Thank you, Mr. Chair, and thank you to the witnesses today.
I'm not part of this committee regularly and it's been very interesting. As a mayor of both communities that I've lived in, I understand some of the challenges presented by the FCM.
I want to talk a little about water conservation, but before I do that, I want to go back to the funding.
Our government has partnered with provinces and municipalities and has been part of the biggest investment in infrastructure in 50 years in this country. It's not only that we ramped up the gas tax fund, but we also have the community adjustment fund, the building Canada fund, the green municipal fund, and the stimulus funding. When I was mayor, the federal government stopped charging GST on all projects for municipalities, saving literally hundreds of millions of dollars. When you talk about 8% or 9%, we are partnering and we're doing our part to support municipalities.
The one issue I have about water conservation, and I think it has a little to do with planning, is that our community built a $21-million water treatment plant that had ultraviolet light treatment, the chlorine treatment, filtration. We pump all this great safe water to our residents and they use it to sprinkle on their lawns. Now, that's the challenge, the way our infrastructure is structured. The capacity of that water treatment plant had to be built to accommodate people watering their lawns. It's at great cost and is an expensive way to water your lawn.

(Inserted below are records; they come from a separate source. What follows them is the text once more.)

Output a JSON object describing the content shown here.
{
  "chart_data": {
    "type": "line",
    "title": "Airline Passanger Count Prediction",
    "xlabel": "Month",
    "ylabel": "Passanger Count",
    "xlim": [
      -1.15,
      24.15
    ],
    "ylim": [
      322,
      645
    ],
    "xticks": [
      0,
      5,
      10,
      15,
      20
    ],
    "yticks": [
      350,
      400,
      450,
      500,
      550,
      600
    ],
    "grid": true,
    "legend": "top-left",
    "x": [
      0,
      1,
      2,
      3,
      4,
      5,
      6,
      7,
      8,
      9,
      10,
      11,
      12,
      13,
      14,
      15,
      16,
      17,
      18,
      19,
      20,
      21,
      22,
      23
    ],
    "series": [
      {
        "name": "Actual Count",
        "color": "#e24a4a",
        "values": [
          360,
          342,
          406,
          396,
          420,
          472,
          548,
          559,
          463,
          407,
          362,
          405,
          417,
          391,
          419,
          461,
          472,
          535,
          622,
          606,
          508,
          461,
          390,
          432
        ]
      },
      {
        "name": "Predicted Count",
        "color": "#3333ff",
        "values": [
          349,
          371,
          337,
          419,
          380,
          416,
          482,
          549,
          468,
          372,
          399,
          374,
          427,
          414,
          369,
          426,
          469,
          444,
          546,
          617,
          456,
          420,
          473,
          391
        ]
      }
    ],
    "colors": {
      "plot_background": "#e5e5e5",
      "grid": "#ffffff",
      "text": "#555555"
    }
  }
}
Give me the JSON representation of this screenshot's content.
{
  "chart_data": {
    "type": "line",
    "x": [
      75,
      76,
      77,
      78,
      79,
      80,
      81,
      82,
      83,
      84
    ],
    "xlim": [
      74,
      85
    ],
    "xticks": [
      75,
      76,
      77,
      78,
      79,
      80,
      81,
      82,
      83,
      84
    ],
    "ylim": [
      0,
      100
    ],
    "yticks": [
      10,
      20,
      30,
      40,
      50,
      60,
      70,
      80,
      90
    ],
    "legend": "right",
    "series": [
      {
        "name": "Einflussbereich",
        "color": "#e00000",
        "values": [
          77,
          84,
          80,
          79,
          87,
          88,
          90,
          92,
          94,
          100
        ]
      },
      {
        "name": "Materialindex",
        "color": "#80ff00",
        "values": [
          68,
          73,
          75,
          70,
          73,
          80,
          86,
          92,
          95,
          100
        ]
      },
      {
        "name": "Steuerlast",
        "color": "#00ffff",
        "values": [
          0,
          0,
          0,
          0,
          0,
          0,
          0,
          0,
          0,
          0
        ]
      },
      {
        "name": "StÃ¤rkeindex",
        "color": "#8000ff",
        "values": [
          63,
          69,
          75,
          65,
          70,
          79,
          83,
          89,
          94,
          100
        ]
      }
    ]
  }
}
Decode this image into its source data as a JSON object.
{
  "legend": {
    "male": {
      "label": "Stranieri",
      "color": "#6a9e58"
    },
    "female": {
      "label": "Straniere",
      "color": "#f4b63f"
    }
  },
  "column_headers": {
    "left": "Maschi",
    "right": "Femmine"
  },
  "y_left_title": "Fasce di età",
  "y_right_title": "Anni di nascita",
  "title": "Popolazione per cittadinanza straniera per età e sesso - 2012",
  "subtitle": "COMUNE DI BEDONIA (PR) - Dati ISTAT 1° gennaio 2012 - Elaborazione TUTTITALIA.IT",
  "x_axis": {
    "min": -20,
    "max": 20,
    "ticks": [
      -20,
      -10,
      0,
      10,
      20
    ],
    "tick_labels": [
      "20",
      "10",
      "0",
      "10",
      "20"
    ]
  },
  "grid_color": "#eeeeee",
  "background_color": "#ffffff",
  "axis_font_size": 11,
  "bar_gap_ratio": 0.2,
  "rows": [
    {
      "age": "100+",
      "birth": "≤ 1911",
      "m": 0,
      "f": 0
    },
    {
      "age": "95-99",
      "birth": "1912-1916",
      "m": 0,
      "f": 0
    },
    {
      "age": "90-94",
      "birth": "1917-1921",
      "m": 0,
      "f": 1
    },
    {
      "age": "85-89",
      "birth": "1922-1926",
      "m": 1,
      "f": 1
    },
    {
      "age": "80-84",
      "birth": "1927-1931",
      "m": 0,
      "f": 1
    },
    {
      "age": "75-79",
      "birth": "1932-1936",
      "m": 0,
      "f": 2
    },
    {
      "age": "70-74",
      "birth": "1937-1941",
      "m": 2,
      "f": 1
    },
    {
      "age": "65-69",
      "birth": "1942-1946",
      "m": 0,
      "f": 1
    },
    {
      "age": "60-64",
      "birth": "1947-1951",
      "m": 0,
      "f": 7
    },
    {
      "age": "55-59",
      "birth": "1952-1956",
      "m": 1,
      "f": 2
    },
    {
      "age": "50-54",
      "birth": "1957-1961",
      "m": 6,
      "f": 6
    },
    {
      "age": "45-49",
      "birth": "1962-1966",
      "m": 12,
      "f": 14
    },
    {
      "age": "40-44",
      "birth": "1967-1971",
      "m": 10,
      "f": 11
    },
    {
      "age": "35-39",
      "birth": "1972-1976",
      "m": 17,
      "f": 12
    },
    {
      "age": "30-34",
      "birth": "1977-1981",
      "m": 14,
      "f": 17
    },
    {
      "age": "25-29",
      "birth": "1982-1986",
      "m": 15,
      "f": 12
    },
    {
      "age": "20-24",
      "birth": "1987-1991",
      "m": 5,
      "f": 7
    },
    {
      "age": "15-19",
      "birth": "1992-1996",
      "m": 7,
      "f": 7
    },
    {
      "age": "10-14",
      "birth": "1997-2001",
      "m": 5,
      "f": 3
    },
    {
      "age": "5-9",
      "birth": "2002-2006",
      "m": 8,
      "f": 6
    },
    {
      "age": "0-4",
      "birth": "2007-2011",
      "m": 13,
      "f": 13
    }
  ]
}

Another issue concerns things like low-flush toilets. In Australia, the federal government came in with the regulation that everyone had to have a low-flush toilet that had two buttons on it, and you know what the two buttons are for. It literally saved billions of dollars in costs of infrastructure—billions—because of the lower amount of water they used.
There are all kinds of ways, I would think, at the municipal level to actually provide bylaws to make sure there is conservation.
We talked about drainage. In the United States, they actually collect the drainage and some of the grey water in the subdivisions and recycle it and use it to irrigate their landscaping. Those are the kind of things I think of as water conservation, that would help the water table and those trees that you wanted to ensure got good water.
Madam Ceschi-Smith, are there any best practices that the Federation of Canadian Municipalities is working on to look at water conservation in a larger context to ensure that we also protect the other components of our ecosystem?